There’s no denying that every little bit helps your nonprofit fundraising. A $20 donation may not seem substantial, but when it’s combined with fifty gifts of similar amounts, that $20 packs a punch. But finding fifty or even a hundred donors during a campaign takes work. So, how do you streamline your donor recruitment efforts and boost your bottom line at the same time? One option is to identify and recruit major donors.
Benefits of Identifying Major Donors
Maintaining a pool of major donors at your organization is a good idea, regardless of how much they’re required to give. Here are two of the biggest benefits of identifying major donors.
The first benefit, and possibly the most obvious one, is that major donors give more. Naturally, you need to recruit fewer donors to bring in the same amount. For example, if your average donation is $150 and your major donor threshold is $1,000, then you need to recruit one major donor compared to 6.6 average donors. That means less work for you in the long-run.
Besides the added income, major donors are also more likely to be retained from one campaign to the next. In fact, there is a direct correlation between giving amounts and retention. According to the Fundraising Effectiveness Project, 47% of donors who give $250 or more are retained, compared to 18% of donors giving less than $250. Since a retained donor is more affordable for you than a new donor, your organization may actually save money by recruiting a few major donors.
Determining Giving Thresholds
Before you start a major giving program and begin recruiting members, figure out what amount constitutes a major gift.
While there’s no one-size-fits-all amount when it comes to major giving thresholds, there are common amounts that nonprofits in Canada use to shape major giving programs, including $1,000, $2,500 and $5,000.

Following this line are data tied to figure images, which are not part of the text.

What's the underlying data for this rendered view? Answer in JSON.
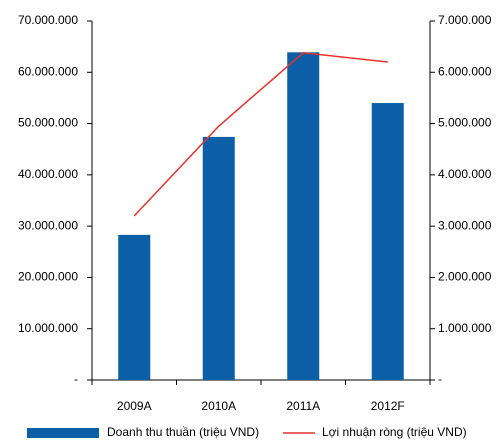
{
  "chart_data": {
    "type": "bar-line",
    "categories": [
      "2009A",
      "2010A",
      "2011A",
      "2012F"
    ],
    "series": [
      {
        "name": "Doanh thu thuần (triệu VND)",
        "type": "bar",
        "color": "#0a5fa6",
        "values": [
          28300000,
          47400000,
          63900000,
          54000000
        ]
      },
      {
        "name": "Lợi nhuận ròng (triệu VND)",
        "type": "line",
        "color": "#e8312b",
        "axis": "y2",
        "values": [
          3200000,
          4950000,
          6380000,
          6200000
        ]
      }
    ],
    "ylim": [
      0,
      70000000
    ],
    "yticks": [
      {
        "value": 0,
        "label": "-"
      },
      {
        "value": 10000000,
        "label": "10.000.000"
      },
      {
        "value": 20000000,
        "label": "20.000.000"
      },
      {
        "value": 30000000,
        "label": "30.000.000"
      },
      {
        "value": 40000000,
        "label": "40.000.000"
      },
      {
        "value": 50000000,
        "label": "50.000.000"
      },
      {
        "value": 60000000,
        "label": "60.000.000"
      },
      {
        "value": 70000000,
        "label": "70.000.000"
      }
    ],
    "y2lim": [
      0,
      7000000
    ],
    "y2ticks": [
      {
        "value": 0,
        "label": "-"
      },
      {
        "value": 1000000,
        "label": "1.000.000"
      },
      {
        "value": 2000000,
        "label": "2.000.000"
      },
      {
        "value": 3000000,
        "label": "3.000.000"
      },
      {
        "value": 4000000,
        "label": "4.000.000"
      },
      {
        "value": 5000000,
        "label": "5.000.000"
      },
      {
        "value": 6000000,
        "label": "6.000.000"
      },
      {
        "value": 7000000,
        "label": "7.000.000"
      }
    ],
    "grid": false
  }
}
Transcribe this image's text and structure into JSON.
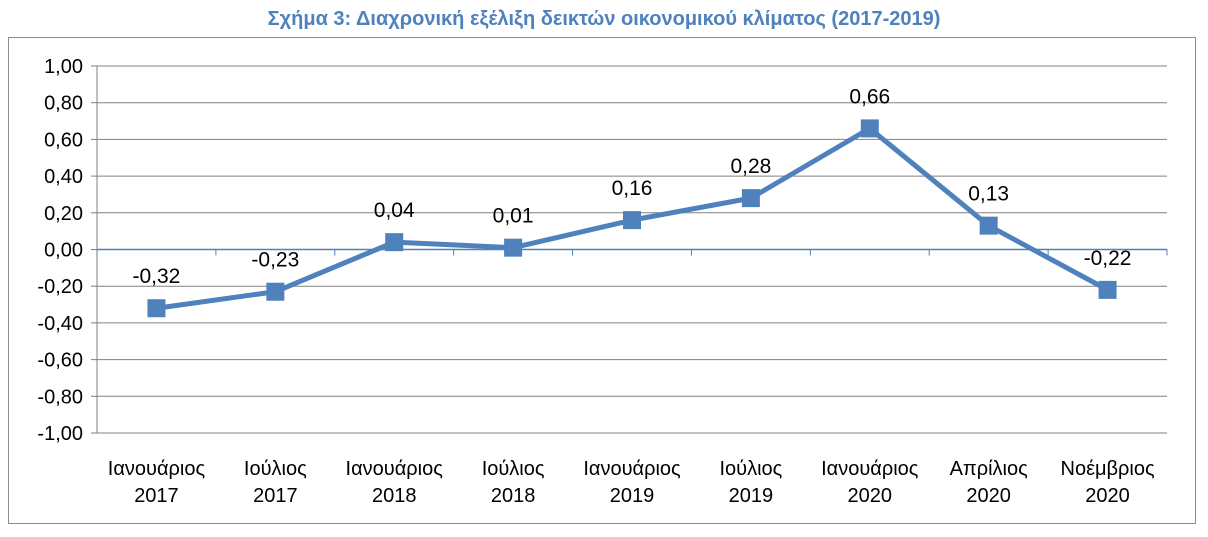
{
  "colors": {
    "title": "#4f81bd",
    "series": "#4f81bd",
    "grid": "#808080",
    "zero_line": "#4f81bd"
  },
  "chart_data": {
    "type": "line",
    "title": "Σχήμα 3: Διαχρονική εξέλιξη δεικτών οικονομικού κλίματος (2017-2019)",
    "xlabel": "",
    "ylabel": "",
    "categories": [
      [
        "Ιανουάριος",
        "2017"
      ],
      [
        "Ιούλιος",
        "2017"
      ],
      [
        "Ιανουάριος",
        "2018"
      ],
      [
        "Ιούλιος",
        "2018"
      ],
      [
        "Ιανουάριος",
        "2019"
      ],
      [
        "Ιούλιος",
        "2019"
      ],
      [
        "Ιανουάριος",
        "2020"
      ],
      [
        "Απρίλιος",
        "2020"
      ],
      [
        "Νοέμβριος",
        "2020"
      ]
    ],
    "series": [
      {
        "values": [
          -0.32,
          -0.23,
          0.04,
          0.01,
          0.16,
          0.28,
          0.66,
          0.13,
          -0.22
        ],
        "labels": [
          "-0,32",
          "-0,23",
          "0,04",
          "0,01",
          "0,16",
          "0,28",
          "0,66",
          "0,13",
          "-0,22"
        ]
      }
    ],
    "ylim": [
      -1.0,
      1.0
    ],
    "yticks": [
      1.0,
      0.8,
      0.6,
      0.4,
      0.2,
      0.0,
      -0.2,
      -0.4,
      -0.6,
      -0.8,
      -1.0
    ],
    "ytick_labels": [
      "1,00",
      "0,80",
      "0,60",
      "0,40",
      "0,20",
      "0,00",
      "-0,20",
      "-0,40",
      "-0,60",
      "-0,80",
      "-1,00"
    ],
    "grid": true,
    "marker": "square",
    "legend": "none"
  }
}
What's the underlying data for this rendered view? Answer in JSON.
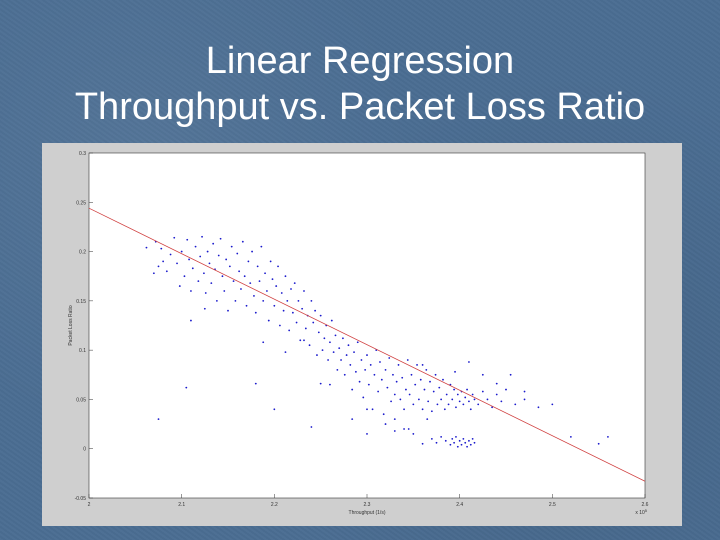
{
  "slide": {
    "title_line1": "Linear Regression",
    "title_line2": "Throughput vs. Packet Loss Ratio"
  },
  "colors": {
    "background": "#4a6d92",
    "points": "#1a1acc",
    "regression_line": "#d04040"
  },
  "chart_data": {
    "type": "scatter",
    "title": "",
    "xlabel": "Throughput (1/s)",
    "ylabel": "Packet Loss Ratio",
    "x_multiplier_label": "x 10",
    "x_multiplier_exponent": "5",
    "xlim": [
      2.0,
      2.6
    ],
    "ylim": [
      -0.05,
      0.3
    ],
    "xticks": [
      "2",
      "2.1",
      "2.2",
      "2.3",
      "2.4",
      "2.5",
      "2.6"
    ],
    "yticks": [
      "-0.05",
      "0",
      "0.05",
      "0.1",
      "0.15",
      "0.2",
      "0.25",
      "0.3"
    ],
    "grid": false,
    "regression_line": {
      "x": [
        2.0,
        2.6
      ],
      "y": [
        0.244,
        -0.033
      ]
    },
    "series": [
      {
        "marker": "point",
        "points": [
          [
            2.062,
            0.204
          ],
          [
            2.07,
            0.178
          ],
          [
            2.072,
            0.21
          ],
          [
            2.075,
            0.185
          ],
          [
            2.078,
            0.203
          ],
          [
            2.08,
            0.19
          ],
          [
            2.084,
            0.18
          ],
          [
            2.088,
            0.197
          ],
          [
            2.092,
            0.214
          ],
          [
            2.095,
            0.188
          ],
          [
            2.098,
            0.165
          ],
          [
            2.1,
            0.2
          ],
          [
            2.103,
            0.175
          ],
          [
            2.106,
            0.212
          ],
          [
            2.108,
            0.192
          ],
          [
            2.11,
            0.16
          ],
          [
            2.112,
            0.183
          ],
          [
            2.115,
            0.205
          ],
          [
            2.118,
            0.17
          ],
          [
            2.12,
            0.195
          ],
          [
            2.122,
            0.215
          ],
          [
            2.124,
            0.178
          ],
          [
            2.126,
            0.158
          ],
          [
            2.128,
            0.2
          ],
          [
            2.13,
            0.188
          ],
          [
            2.132,
            0.168
          ],
          [
            2.134,
            0.208
          ],
          [
            2.136,
            0.182
          ],
          [
            2.138,
            0.15
          ],
          [
            2.14,
            0.196
          ],
          [
            2.142,
            0.213
          ],
          [
            2.144,
            0.175
          ],
          [
            2.146,
            0.16
          ],
          [
            2.148,
            0.192
          ],
          [
            2.15,
            0.14
          ],
          [
            2.152,
            0.185
          ],
          [
            2.154,
            0.205
          ],
          [
            2.156,
            0.17
          ],
          [
            2.158,
            0.15
          ],
          [
            2.16,
            0.198
          ],
          [
            2.162,
            0.18
          ],
          [
            2.164,
            0.162
          ],
          [
            2.166,
            0.21
          ],
          [
            2.168,
            0.175
          ],
          [
            2.17,
            0.145
          ],
          [
            2.172,
            0.19
          ],
          [
            2.174,
            0.168
          ],
          [
            2.176,
            0.2
          ],
          [
            2.178,
            0.155
          ],
          [
            2.18,
            0.138
          ],
          [
            2.182,
            0.185
          ],
          [
            2.184,
            0.17
          ],
          [
            2.186,
            0.205
          ],
          [
            2.188,
            0.15
          ],
          [
            2.19,
            0.178
          ],
          [
            2.192,
            0.16
          ],
          [
            2.194,
            0.13
          ],
          [
            2.196,
            0.19
          ],
          [
            2.198,
            0.172
          ],
          [
            2.2,
            0.145
          ],
          [
            2.202,
            0.165
          ],
          [
            2.204,
            0.185
          ],
          [
            2.206,
            0.125
          ],
          [
            2.208,
            0.158
          ],
          [
            2.21,
            0.14
          ],
          [
            2.212,
            0.175
          ],
          [
            2.214,
            0.15
          ],
          [
            2.216,
            0.12
          ],
          [
            2.218,
            0.162
          ],
          [
            2.22,
            0.138
          ],
          [
            2.222,
            0.168
          ],
          [
            2.224,
            0.128
          ],
          [
            2.226,
            0.15
          ],
          [
            2.228,
            0.11
          ],
          [
            2.23,
            0.142
          ],
          [
            2.232,
            0.16
          ],
          [
            2.234,
            0.122
          ],
          [
            2.236,
            0.135
          ],
          [
            2.238,
            0.105
          ],
          [
            2.24,
            0.15
          ],
          [
            2.242,
            0.128
          ],
          [
            2.244,
            0.14
          ],
          [
            2.246,
            0.095
          ],
          [
            2.248,
            0.118
          ],
          [
            2.25,
            0.135
          ],
          [
            2.252,
            0.1
          ],
          [
            2.254,
            0.112
          ],
          [
            2.256,
            0.125
          ],
          [
            2.258,
            0.09
          ],
          [
            2.26,
            0.108
          ],
          [
            2.262,
            0.13
          ],
          [
            2.264,
            0.098
          ],
          [
            2.266,
            0.115
          ],
          [
            2.268,
            0.08
          ],
          [
            2.27,
            0.102
          ],
          [
            2.272,
            0.09
          ],
          [
            2.274,
            0.112
          ],
          [
            2.276,
            0.075
          ],
          [
            2.278,
            0.095
          ],
          [
            2.28,
            0.105
          ],
          [
            2.282,
            0.085
          ],
          [
            2.284,
            0.06
          ],
          [
            2.286,
            0.098
          ],
          [
            2.288,
            0.078
          ],
          [
            2.29,
            0.108
          ],
          [
            2.292,
            0.068
          ],
          [
            2.294,
            0.09
          ],
          [
            2.296,
            0.052
          ],
          [
            2.298,
            0.08
          ],
          [
            2.3,
            0.095
          ],
          [
            2.302,
            0.065
          ],
          [
            2.304,
            0.085
          ],
          [
            2.306,
            0.04
          ],
          [
            2.308,
            0.075
          ],
          [
            2.31,
            0.1
          ],
          [
            2.312,
            0.058
          ],
          [
            2.314,
            0.088
          ],
          [
            2.316,
            0.07
          ],
          [
            2.318,
            0.035
          ],
          [
            2.32,
            0.08
          ],
          [
            2.322,
            0.062
          ],
          [
            2.324,
            0.092
          ],
          [
            2.326,
            0.048
          ],
          [
            2.328,
            0.075
          ],
          [
            2.33,
            0.03
          ],
          [
            2.332,
            0.068
          ],
          [
            2.334,
            0.085
          ],
          [
            2.336,
            0.05
          ],
          [
            2.338,
            0.072
          ],
          [
            2.34,
            0.04
          ],
          [
            2.342,
            0.06
          ],
          [
            2.344,
            0.09
          ],
          [
            2.346,
            0.055
          ],
          [
            2.348,
            0.075
          ],
          [
            2.35,
            0.045
          ],
          [
            2.352,
            0.065
          ],
          [
            2.354,
            0.085
          ],
          [
            2.356,
            0.05
          ],
          [
            2.358,
            0.07
          ],
          [
            2.36,
            0.04
          ],
          [
            2.362,
            0.06
          ],
          [
            2.364,
            0.08
          ],
          [
            2.366,
            0.048
          ],
          [
            2.368,
            0.068
          ],
          [
            2.37,
            0.038
          ],
          [
            2.372,
            0.058
          ],
          [
            2.374,
            0.075
          ],
          [
            2.376,
            0.045
          ],
          [
            2.378,
            0.062
          ],
          [
            2.38,
            0.05
          ],
          [
            2.382,
            0.07
          ],
          [
            2.384,
            0.04
          ],
          [
            2.386,
            0.055
          ],
          [
            2.388,
            0.045
          ],
          [
            2.39,
            0.065
          ],
          [
            2.392,
            0.05
          ],
          [
            2.394,
            0.06
          ],
          [
            2.396,
            0.042
          ],
          [
            2.398,
            0.055
          ],
          [
            2.4,
            0.048
          ],
          [
            2.402,
            0.058
          ],
          [
            2.404,
            0.045
          ],
          [
            2.406,
            0.052
          ],
          [
            2.408,
            0.06
          ],
          [
            2.41,
            0.048
          ],
          [
            2.412,
            0.04
          ],
          [
            2.414,
            0.055
          ],
          [
            2.416,
            0.05
          ],
          [
            2.42,
            0.045
          ],
          [
            2.425,
            0.058
          ],
          [
            2.43,
            0.05
          ],
          [
            2.435,
            0.042
          ],
          [
            2.44,
            0.055
          ],
          [
            2.445,
            0.048
          ],
          [
            2.45,
            0.06
          ],
          [
            2.46,
            0.045
          ],
          [
            2.47,
            0.05
          ],
          [
            2.485,
            0.042
          ],
          [
            2.5,
            0.045
          ],
          [
            2.37,
            0.01
          ],
          [
            2.375,
            0.006
          ],
          [
            2.38,
            0.012
          ],
          [
            2.385,
            0.008
          ],
          [
            2.39,
            0.004
          ],
          [
            2.392,
            0.01
          ],
          [
            2.394,
            0.006
          ],
          [
            2.396,
            0.012
          ],
          [
            2.398,
            0.002
          ],
          [
            2.4,
            0.008
          ],
          [
            2.402,
            0.004
          ],
          [
            2.404,
            0.01
          ],
          [
            2.406,
            0.006
          ],
          [
            2.408,
            0.002
          ],
          [
            2.41,
            0.008
          ],
          [
            2.412,
            0.004
          ],
          [
            2.414,
            0.01
          ],
          [
            2.416,
            0.006
          ],
          [
            2.35,
            0.015
          ],
          [
            2.34,
            0.02
          ],
          [
            2.33,
            0.018
          ],
          [
            2.36,
            0.005
          ],
          [
            2.52,
            0.012
          ],
          [
            2.55,
            0.005
          ],
          [
            2.56,
            0.012
          ],
          [
            2.075,
            0.03
          ],
          [
            2.105,
            0.062
          ],
          [
            2.18,
            0.066
          ],
          [
            2.188,
            0.108
          ],
          [
            2.2,
            0.04
          ],
          [
            2.212,
            0.098
          ],
          [
            2.24,
            0.022
          ],
          [
            2.25,
            0.066
          ],
          [
            2.3,
            0.015
          ],
          [
            2.32,
            0.025
          ],
          [
            2.36,
            0.085
          ],
          [
            2.395,
            0.078
          ],
          [
            2.41,
            0.088
          ],
          [
            2.425,
            0.075
          ],
          [
            2.44,
            0.066
          ],
          [
            2.455,
            0.075
          ],
          [
            2.47,
            0.058
          ],
          [
            2.11,
            0.13
          ],
          [
            2.125,
            0.142
          ],
          [
            2.232,
            0.11
          ],
          [
            2.26,
            0.065
          ],
          [
            2.284,
            0.03
          ],
          [
            2.3,
            0.04
          ],
          [
            2.33,
            0.055
          ],
          [
            2.345,
            0.02
          ],
          [
            2.365,
            0.03
          ]
        ]
      }
    ]
  }
}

If these amounts don’t sound manageable for your donor base, try dropping that number to $500 or less.
Younger donors are often interested in major giving but are strapped for cash because they’re just starting their careers or families. If this sounds like your donor population, consider incorporating a ladder that gradually works donors from point A to point B. For example, a donor can give $500 in year one, $750 in year two, and $1,000 in year three, but be considered a major donor beginning in year one.
Analyzing the Data
Identifying major donors isn’t possible without data. Hopefully, you use a spreadsheet or donor management system to track donor information. Go ahead and take the most relevant donor data from your tracking system to look for current donors who may be interested in becoming major donors.
Some key data includes:
- Donors who give slightly less than your major giving threshold
- Long-time donors
- Recurring or monthly donors
Armed with this data, create a running list of prospective major donors, starting with those you believe are most likely to give. Write down the donor’s name, family information (if known), notes on employment, current donation amount, and other philanthropic interests. Keep the list ranked in order from highest to lowest likelihood and work through it accordingly.
Over time, continue to track all possible donor data and regularly data mine to broaden your list of major donor prospects.
Finding Other Prospects
Besides looking at your current donor base, you can also find prospects from within your nonprofit family and elsewhere in your community.
For starters, assign a staff member to media-duty. It’s this person’s job to scour the daily newspaper, social media, and local business magazines and note any new business, job promotions, etc. Your city’s chamber of commerce website is also a great source of business-related information. Remember, even a small change in job title could indicate that person may have the resources to become a major donor.
Real estate transactions are another surprisingly effective place to find prospects. As people buy and sell homes in your community, track who is involved in those transactions and do further research from there. In most cases, a quick online name search can provide you with enough information to determine if that new homebuyer has an affinity for what you do, as well as the resources to back you up.
Keep in mind, prospects aren’t just the high-income earners in your community. Friends of your nonprofit, such as long-serving board members, volunteers, and former employees have all proven they’re passionate about your cause and are also great prospects.
Converting Prospects to Major Donors Through Moves Management
Your prospect list is full of helpful data, but how do you convert these prospects into major donors? Truth be told, it takes more than research to get the job done. To keep the process organized, try using a moves management model.
Moves management, which is essentially a prospect-to-donor spectrum, begins with establishing the relationship, and finishes with the actual ask.
Education is usually the first step. While you’re providing your prospect with client stories and statistics that help them to understand the problem and how your nonprofit is solving it, you should also be learning about your prospect. After all, it’s a mutual relationship.
Build the relationship through strategic engagement opportunities. Then, when it comes time to make the ask, be direct about the amount you want and what benefits they’ll receive as a major donor. Your relationship with major donors is built on a foundation, so continue to treat them as special as they are even after they are retained.
Your nonprofit can strategically identify prospective major donors and then convert them into major donors using moves management. In the end, your nonprofit will benefit from increased giving and a tight-knit community of givers. It’s a win-win for everyone involved.